Democrats are the ones demanding more taxes.  They just got it, and they want more.  It’s the same with spending.  They’re addicted to revenue, and the only solution is more cowbell.

Krugman continues:

Meanwhile, it’s not just Republicans who refuse to accept it when Obama gives them what they want; the same applies, with even less justification, to centrist pundits. As people like Greg Sargent point out time and again, the centrist ideal — deficit reduction via a mix of revenue increases and benefits cuts — is what Obama is already offering; in fact, his proposals have been to the right of Bowles-Simpson. Yet the centrist pundits keep demanding that Obama offer what he has already offered, and condemn both sides equally (or even place most of the blame on Obama) for the failure to reach a deal. Again, informing them of their error wouldn’t help; their whole shtick is about blaming both sides, and they will always invent some reason why Obama just isn’t doing it right.
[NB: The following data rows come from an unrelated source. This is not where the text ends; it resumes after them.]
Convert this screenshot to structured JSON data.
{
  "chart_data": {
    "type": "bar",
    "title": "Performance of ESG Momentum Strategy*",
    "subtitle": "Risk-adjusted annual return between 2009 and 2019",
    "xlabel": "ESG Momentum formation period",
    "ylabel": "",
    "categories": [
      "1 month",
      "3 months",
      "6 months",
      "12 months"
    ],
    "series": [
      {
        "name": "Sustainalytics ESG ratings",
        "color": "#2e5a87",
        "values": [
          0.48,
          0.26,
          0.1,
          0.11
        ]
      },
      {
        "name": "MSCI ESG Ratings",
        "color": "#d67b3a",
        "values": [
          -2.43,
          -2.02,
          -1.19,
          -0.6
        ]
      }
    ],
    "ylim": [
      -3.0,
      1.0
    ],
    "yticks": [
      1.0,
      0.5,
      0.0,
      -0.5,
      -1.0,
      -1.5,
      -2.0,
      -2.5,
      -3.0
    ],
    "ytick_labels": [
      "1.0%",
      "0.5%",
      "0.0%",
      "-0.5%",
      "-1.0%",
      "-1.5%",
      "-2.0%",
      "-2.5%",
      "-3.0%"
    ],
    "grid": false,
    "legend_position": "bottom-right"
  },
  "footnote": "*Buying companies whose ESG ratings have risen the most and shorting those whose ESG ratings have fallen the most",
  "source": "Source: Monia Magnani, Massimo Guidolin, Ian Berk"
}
Wow, way to throw centrists under the bus.

These people on the Left are unreasonable, and their response to every suggestion is “NO U”.  They can’t be dealt with.  They can’t be negotiated with.  They would rather hold the country hostage with a stupid fake sequester controversy, cutting White House tours and anything that can directly and openly affect people, than get serious about massive debt and spending.